Ever since I entered my teenage years one question keeps coming back to haunt me or people around me. It is probably the most asked question regardless of the period we are living. It makes even more sense to think about it nowadays with everything that has been going on around us for the last two decades. At every point of our lives, we try to reflect on the possible solutions to that enigma that has been troubling mankind from the very start of history, and even before then.
What is our purpose in life? Why are we alive?
Several have tried to come up with logical reasons and sound explanations in an attempt to shed some sort of light on this unknown road. Each answer has led to a form of philosophical and/or theological reasoning, resulting in the creation of social groups, political and economic parties, religious cults, and more. Such a phenomenon is quite understandable and even expected given that such a question cannot be answered through any form of quantitative or scientific reasoning or factual explanation. Being a finance guy myself, I prefer to consistently back any opinion or study by facts and evidence in order to support the claim I am making, otherwise it feels as if my argumentation process is void and empty. However, sometimes the lack of numbers can be a good thing, for there are things that a man simply cannot know or understand. This is where things such as faith, philosophy and psychology could step in.
They do not always follow quantitative reasoning in order to explain, compare, and contrast specific topics. As a small digression, I would like to quote my high school philosophy teacher who told me that “philosophy is the mother of all sciences”. As hard as it was to understand back then, it is way clearer today to create a link between those aspects which, in the end, are just the trunk and branches of the one same tree. For example, it is through the combinatory use of maths – mathematical reasoning to be more exact – that we have something today known as Sacred Geometry, which then encouraged Nikola Tesla to develop the 3 6 9 theory (also known as the Key of the Universe).
Back to our subject, there is no one valid answer as to why we exist, as to why we are alive. For some people like Jean Calvin, human beings were placed on this Earth in order to work hard and suffer in order to increase their chances of getting into Heaven when Judgement Day comes. For people like Baden-Powell and Confucius, life is more of a journey. A journey during which we live to identify the positive and negative energies that surround us in order to use them to our advantage in order to make this world – as well as people’s lives around us – better. For existentialists like Friedrich Nietzsche, it becomes a question of trying to figure out whether life is actually worth living for in the first place. Who knows? Maybe at the end of the day, it is not worth it.
In 2021, I have come to realize how much we apply Calvin’s chain of thoughts in our everyday lives.
Since the beginning of the 21st century, the world has gone through four major economic crises (2001, 2008, the 2010s and – currently happening – 2020). With every crisis came new regulations. With every regulation came new demands from customers and third parties. With every new demand came more work. With more work came more working hours. With more working hours came a stronger work-life imbalance.

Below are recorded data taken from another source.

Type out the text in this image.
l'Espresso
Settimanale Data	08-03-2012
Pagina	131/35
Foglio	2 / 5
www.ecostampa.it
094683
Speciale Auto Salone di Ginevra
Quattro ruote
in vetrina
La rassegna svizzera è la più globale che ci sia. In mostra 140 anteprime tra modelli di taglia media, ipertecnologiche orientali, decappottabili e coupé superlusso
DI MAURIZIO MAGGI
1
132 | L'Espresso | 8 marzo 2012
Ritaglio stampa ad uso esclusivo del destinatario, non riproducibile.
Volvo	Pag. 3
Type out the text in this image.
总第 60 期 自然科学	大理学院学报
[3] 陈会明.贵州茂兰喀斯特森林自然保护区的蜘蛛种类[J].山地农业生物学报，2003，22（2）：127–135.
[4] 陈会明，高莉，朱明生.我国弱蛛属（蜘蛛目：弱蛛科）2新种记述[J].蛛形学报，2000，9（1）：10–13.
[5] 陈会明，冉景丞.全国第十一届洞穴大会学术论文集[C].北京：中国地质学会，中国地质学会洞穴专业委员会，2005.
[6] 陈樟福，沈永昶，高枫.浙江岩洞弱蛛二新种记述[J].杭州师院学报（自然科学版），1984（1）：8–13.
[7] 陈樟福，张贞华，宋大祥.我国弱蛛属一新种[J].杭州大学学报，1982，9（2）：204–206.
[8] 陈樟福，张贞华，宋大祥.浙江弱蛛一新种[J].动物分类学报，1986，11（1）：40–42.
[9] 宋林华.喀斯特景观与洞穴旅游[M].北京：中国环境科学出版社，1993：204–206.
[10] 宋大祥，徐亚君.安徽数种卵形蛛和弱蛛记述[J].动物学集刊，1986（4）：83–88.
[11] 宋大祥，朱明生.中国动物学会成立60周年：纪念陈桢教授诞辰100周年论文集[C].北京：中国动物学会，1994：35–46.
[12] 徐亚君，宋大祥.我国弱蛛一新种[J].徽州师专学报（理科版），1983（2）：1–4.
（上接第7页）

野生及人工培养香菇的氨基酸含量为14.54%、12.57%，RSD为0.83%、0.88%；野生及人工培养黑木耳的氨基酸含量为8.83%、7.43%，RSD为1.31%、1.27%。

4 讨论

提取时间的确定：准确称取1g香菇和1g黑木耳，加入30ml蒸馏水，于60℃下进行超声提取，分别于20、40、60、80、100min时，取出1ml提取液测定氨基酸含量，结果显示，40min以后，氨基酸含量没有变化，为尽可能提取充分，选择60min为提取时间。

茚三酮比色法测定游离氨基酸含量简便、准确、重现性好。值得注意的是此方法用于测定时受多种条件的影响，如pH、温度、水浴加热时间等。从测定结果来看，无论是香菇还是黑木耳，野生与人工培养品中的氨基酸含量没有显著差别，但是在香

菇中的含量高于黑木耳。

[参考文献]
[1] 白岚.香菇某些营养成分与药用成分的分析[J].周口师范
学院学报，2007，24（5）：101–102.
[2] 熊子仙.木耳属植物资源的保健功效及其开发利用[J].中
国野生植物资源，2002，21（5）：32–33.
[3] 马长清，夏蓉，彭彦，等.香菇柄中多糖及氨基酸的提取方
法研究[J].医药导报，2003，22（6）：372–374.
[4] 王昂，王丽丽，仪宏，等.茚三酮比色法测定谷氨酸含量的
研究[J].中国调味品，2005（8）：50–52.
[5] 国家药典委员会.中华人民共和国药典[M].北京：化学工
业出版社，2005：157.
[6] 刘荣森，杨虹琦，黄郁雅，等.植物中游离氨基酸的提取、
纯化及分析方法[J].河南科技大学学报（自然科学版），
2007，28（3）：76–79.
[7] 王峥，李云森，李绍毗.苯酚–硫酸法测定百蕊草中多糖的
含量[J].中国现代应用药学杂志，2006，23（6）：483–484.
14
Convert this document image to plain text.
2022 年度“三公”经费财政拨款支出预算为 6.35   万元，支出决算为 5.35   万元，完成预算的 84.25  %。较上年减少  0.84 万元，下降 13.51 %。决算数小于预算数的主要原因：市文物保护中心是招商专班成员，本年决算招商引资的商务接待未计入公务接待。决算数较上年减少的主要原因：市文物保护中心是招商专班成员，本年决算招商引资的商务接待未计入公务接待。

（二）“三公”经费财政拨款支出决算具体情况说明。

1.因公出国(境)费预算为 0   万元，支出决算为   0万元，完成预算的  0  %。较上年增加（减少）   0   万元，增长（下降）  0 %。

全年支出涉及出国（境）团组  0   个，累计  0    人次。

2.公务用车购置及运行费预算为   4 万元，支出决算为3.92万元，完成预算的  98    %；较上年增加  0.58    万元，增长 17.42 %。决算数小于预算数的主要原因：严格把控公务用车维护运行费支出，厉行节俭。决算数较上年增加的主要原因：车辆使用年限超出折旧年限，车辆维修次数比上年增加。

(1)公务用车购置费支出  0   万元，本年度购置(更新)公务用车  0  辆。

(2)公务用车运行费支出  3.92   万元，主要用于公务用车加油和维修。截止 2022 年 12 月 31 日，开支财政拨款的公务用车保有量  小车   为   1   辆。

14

“More men are killed by overwork than the importance of the world justifies.”
– Rudyard Kipling
I am the first person to label myself as overworked. In order to prove that, I am currently writing this article at 2:30 in the morning. This has become a habit for me in order to keep with all my academic, professional and personal engagements. Being a young adult is no easy task nowadays. It never was. We are expected to work and/or study long hours, cook, clean, workout and sleep all in 24 hours. Note that I have removed the social aspect of life from the equation (that is, having a significant other, hanging out with friends, developing hobbies). While part of the blame is on the hand of cards that we were dealt, the other part is on us. When asked about my hectic lifestyle, I tend to respond jokingly: “I can sleep when I am dead”. We try so hard to do everything right now. We live as if we are never going to die, and finally we die as if we never lived.
Working yourself to death is often used as an over exaggerating expression. Not in Japan, however. In Japan, they use the word Karoshi (overworked death) in order to define the emerging cause of death in the country for the last 50 years. One shocking example about this phenomenon is a female nurse (Miss Yoshida) who died from a heart attack after 34 hours of continuous duty five times a month (Source: Asia Monitor Resource Centre). Here is a small video that will shed more light on the matter.
Now, I am no preacher, guru, philosopher or scientist, but I can easily say that this is not what life is about. Make no mistake, I do not know what the meaning of life is for I am still searching for the purpose of my own life, but I am pretty sure that overworked death is not the answer. I can understand that times are tough, and that most of us were raised with the mentality to work very hard in order to make it into the world (especially when you come from a war-torn-third-world country like mine). We focus so much on making our parents proud and reaching the top that we often neglect our health as well as those who are/will be affected by our energy decline.
Work is important, but so is enjoying life.
Do not pay the price of your hard work with your health.
It is not worth it.
“Medicine, law, business, engineering: these are noble pursuits and necessary to sustain life. But poetry, beauty, romance, love: these are what we stay alive for.”